その場にいてもどこか浮いた存在感を出せる彼女ですが、決してアレックスは影の存在ってわけでもない。むしろ積極的ですらあります。
彼女はいつもアクションを起こしていて、教室とボート部の移動はダッシュ、トレーニングを欠かさず落ち着いたシーンですら目が野心に溢れている。
それは彼女が持たざるものだから(少なくとも彼女自身はそう考えている)。
力を抜けなんて、最高の侮辱
何をするにしても努力しなければ、まともなラインにも立てないんだと思っている彼女は、何をするにしても軽くこなせてしまう、持っている側のジェイミーに激しい競争心を燃やします。
この気持ちって分かる人には分かるはず。自分が結構頑張らないとできないことを、遊び半分でこなしてしまう人に出会うこと。そこで相手に「頑張りすぎだって、無理せず力抜こう。」なんて言われたら、これほどの侮辱はないのです。
アレックスは汚いことはしない、正々堂々と戦う。しかし自分自身にはそのペースなんて考えない。
自分のペースをつかむよりも前に、コーチの言う言葉を繰り返し、そしてこぎ方はジェミーを見てそこに合わせる。タイムもそう。
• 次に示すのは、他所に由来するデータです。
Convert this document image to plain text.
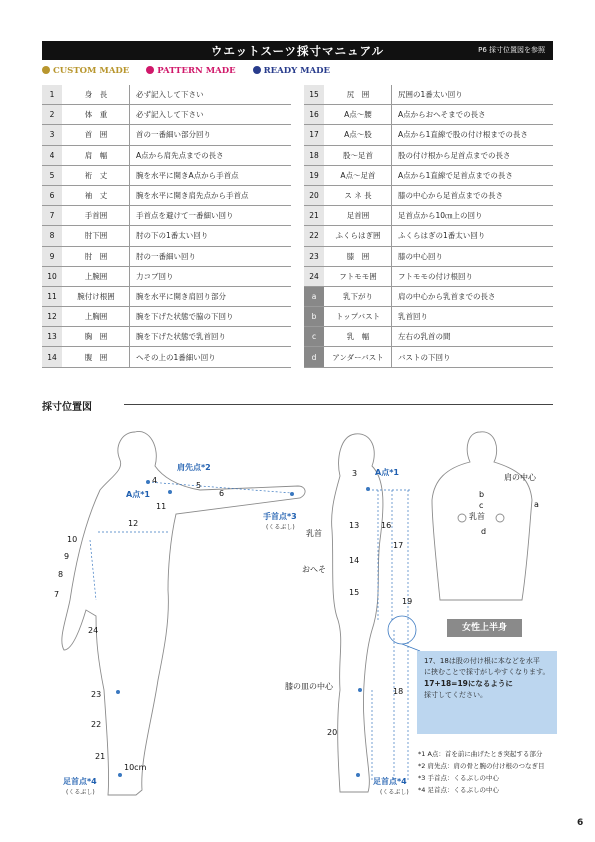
ウエットスーツ採寸マニュアル	P6 採寸位置図を参照
CUSTOM MADE	PATTERN MADE	READY MADE
1	身　長	必ず記入して下さい
2	体　重	必ず記入して下さい
3	首　囲	首の一番細い部分回り
4	肩　幅	A点から肩先点までの長さ
5	裄　丈	腕を水平に開きA点から手首点
6	袖　丈	腕を水平に開き肩先点から手首点
7	手首囲	手首点を避けて一番細い回り
8	肘下囲	肘の下の1番太い回り
9	肘　囲	肘の一番細い回り
10	上腕囲	力コブ回り
11	腕付け根囲	腕を水平に開き肩回り部分
12	上胸囲	腕を下げた状態で脇の下回り
13	胸　囲	腕を下げた状態で乳首回り
14	腹　囲	へその上の1番細い回り
15	尻　囲	尻囲の1番太い回り
16	A点～腰	A点からおへそまでの長さ
17	A点～股	A点から1直線で股の付け根までの長さ
18	股～足首	股の付け根から足首点までの長さ
19	A点～足首	A点から1直線で足首点までの長さ
20	ス ネ 長	膝の中心から足首点までの長さ
21	足首囲	足首点から10㎝上の回り
22	ふくらはぎ囲	ふくらはぎの1番太い回り
23	膝　囲	膝の中心回り
24	フトモモ囲	フトモモの付け根回り
a	乳下がり	肩の中心から乳首までの長さ
b	トップバスト	乳首回り
c	乳　幅	左右の乳首の間
d	アンダーバスト	バストの下回り
採寸位置図
肩先点*2
A点*1
手首点*3
(くるぶし)
足首点*4
(くるぶし)
10cm
A点*1
乳首
おへそ
膝の皿の中心
足首点*4
(くるぶし)
肩の中心
乳首
3
4
5
6
7
8
9
10
11
12	13
14
15
16
17
18
19
20
21
22
23
24
a
b
c
d
女性上半身
17、18は股の付け根に本などを水平
に挟むことで採寸がしやすくなります。
17+18=19になるように
採寸してください。
*1 A点：首を前に曲げたとき突起する部分
*2 肩先点：肩の骨と腕の付け根のつなぎ目
*3 手首点：くるぶしの中心
*4 足首点：くるぶしの中心
6
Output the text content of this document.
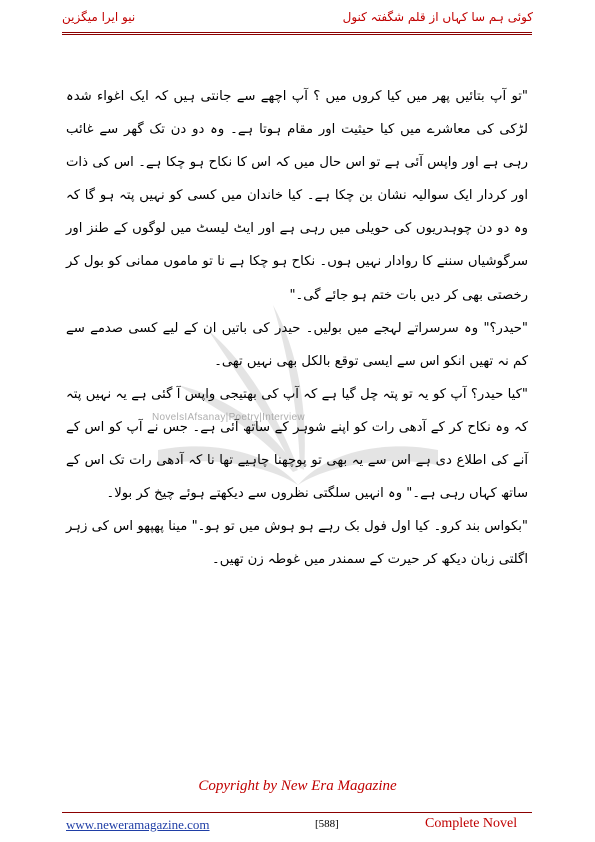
کوئی ہم سا کہاں از قلم شگفتہ کنول
نیو ایرا میگزین
NovelsIAfsanay|Poetry|Interview

"تو آپ بتائیں پھر میں کیا کروں میں ؟ آپ اچھے سے جانتی ہیں کہ ایک اغواء شدہ لڑکی کی معاشرے میں کیا حیثیت اور مقام ہوتا ہے۔ وہ دو دن تک گھر سے غائب رہی ہے اور واپس آئی ہے تو اس حال میں کہ اس کا نکاح ہو چکا ہے۔ اس کی ذات اور کردار ایک سوالیہ نشان بن چکا ہے۔ کیا خاندان میں کسی کو نہیں پتہ ہو گا کہ وہ دو دن چوہدریوں کی حویلی میں رہی ہے اور ایٹ لیسٹ میں لوگوں کے طنز اور سرگوشیاں سننے کا روادار نہیں ہوں۔ نکاح ہو چکا ہے نا تو ماموں ممانی کو بول کر رخصتی بھی کر دیں بات ختم ہو جائے گی۔"

"حیدر؟" وہ سرسراتے لہجے میں بولیں۔ حیدر کی باتیں ان کے لیے کسی صدمے سے کم نہ تھیں انکو اس سے ایسی توقع بالکل بھی نہیں تھی۔

"کیا حیدر؟ آپ کو یہ تو پتہ چل گیا ہے کہ آپ کی بھتیجی واپس آ گئی ہے یہ نہیں پتہ کہ وہ نکاح کر کے آدھی رات کو اپنے شوہر کے ساتھ آئی ہے۔ جس نے آپ کو اس کے آنے کی اطلاع دی ہے اس سے یہ بھی تو پوچھنا چاہیے تھا نا کہ آدھی رات تک اس کے ساتھ کہاں رہی ہے۔" وہ انہیں سلگتی نظروں سے دیکھتے ہوئے چیخ کر بولا۔

"بکواس بند کرو۔ کیا اول فول بک رہے ہو ہوش میں تو ہو۔" مینا پھپھو اس کی زہر اگلتی زبان دیکھ کر حیرت کے سمندر میں غوطہ زن تھیں۔

Copyright by New Era Magazine
www.neweramagazine.com	[588]	Complete Novel
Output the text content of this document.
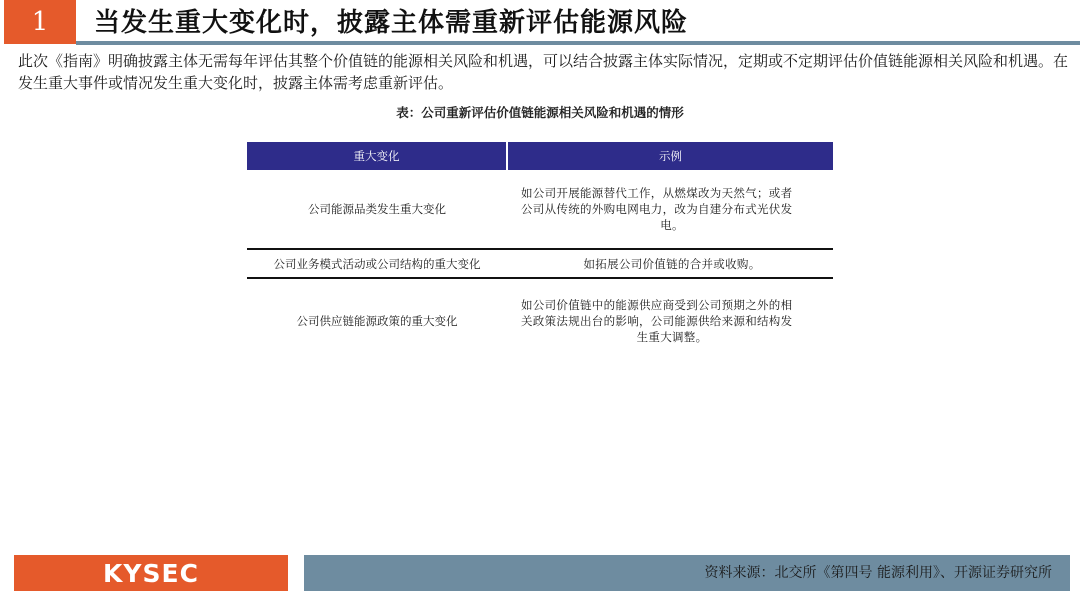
1	当发生重大变化时，披露主体需重新评估能源风险
此次《指南》明确披露主体无需每年评估其整个价值链的能源相关风险和机遇，可以结合披露主体实际情况，定期或不定期评估价值链能源相关风险和机遇。在发生重大事件或情况发生重大变化时，披露主体需考虑重新评估。
表：公司重新评估价值链能源相关风险和机遇的情形
重大变化	示例
公司能源品类发生重大变化	如公司开展能源替代工作，从燃煤改为天然气；或者
公司从传统的外购电网电力，改为自建分布式光伏发
电。

公司业务模式活动或公司结构的重大变化	如拓展公司价值链的合并或收购。

公司供应链能源政策的重大变化	如公司价值链中的能源供应商受到公司预期之外的相
关政策法规出台的影响，公司能源供给来源和结构发
生重大调整。
KYSEC	资料来源：北交所《第四号 能源利用》、开源证券研究所
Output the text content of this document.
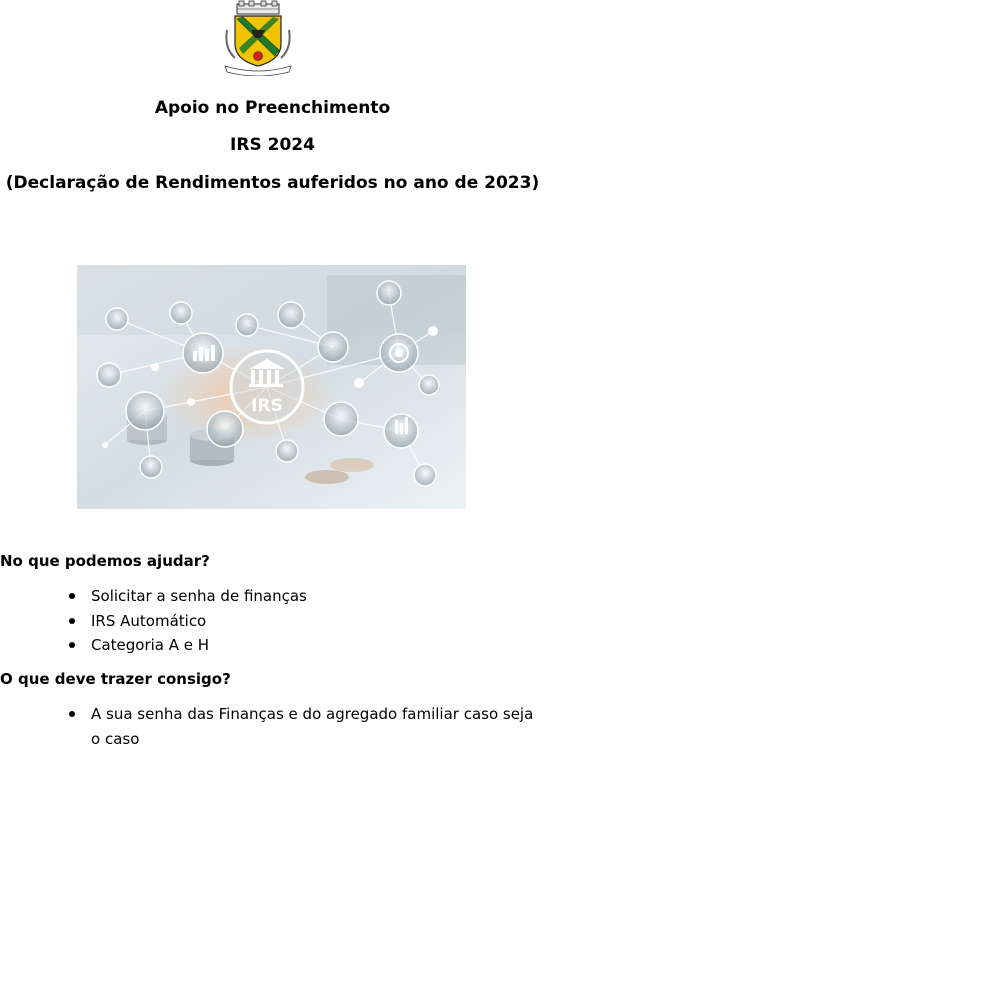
Apoio no Preenchimento
IRS 2024
(Declaração de Rendimentos auferidos no ano de 2023)
IRS
No que podemos ajudar?
Solicitar a senha de finanças
IRS Automático
Categoria A e H
O que deve trazer consigo?
A sua senha das Finanças e do agregado familiar caso seja o caso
常に自分ではなくて理想の形に、息が整っていなくても合わせに行ってしまうのです。
誰に誇示もしない、自分のやり方を貫くだけの映画
「セッション」や「ブラック・スワン」のような作品と比べられる今作ですが、主人公が最後に成し遂げることは?
単純にレギュラー入りすることでもなければ、仲間との和解でもない。
極限まで自分を追い込んで、嵐の中一人だけボートを漕ぎコースをクリアしたアレックスは、自らに課したタスクは終わったとばかりに自分の名前を消し去る。
その直後、ラストカットで観客の方をぐっと見つめる瞳からは、私は何に挑戦するのか問われているような気すらしました。
イザベル・ファーマンの気迫や緊迫した撮影と音響に圧倒されていてスルーしていましたが、こちら女性主体のスポーツ映画なんですよね。あとはクィアの要素もある。
このあたりはしかしフォーカスになりません。監督は自分の経験をそのまま書いただけなので、アレックスのセクシャリティなど議題ではないということ。
徹底したスタイルはこの映画をなんのジャンル映画なのか決めかねるような、壁をぶっ壊す破壊力持たせています。誰かに認めてほしいとか、好かれたいなんてことを考えない、アレックスと監督の分身のような作品。
好き嫌いが分かれ、ついていけない人もいると思いますが、私はすごく飲み込まれましたし楽しめた作品でした。
今作の感想はここまで。ではまた。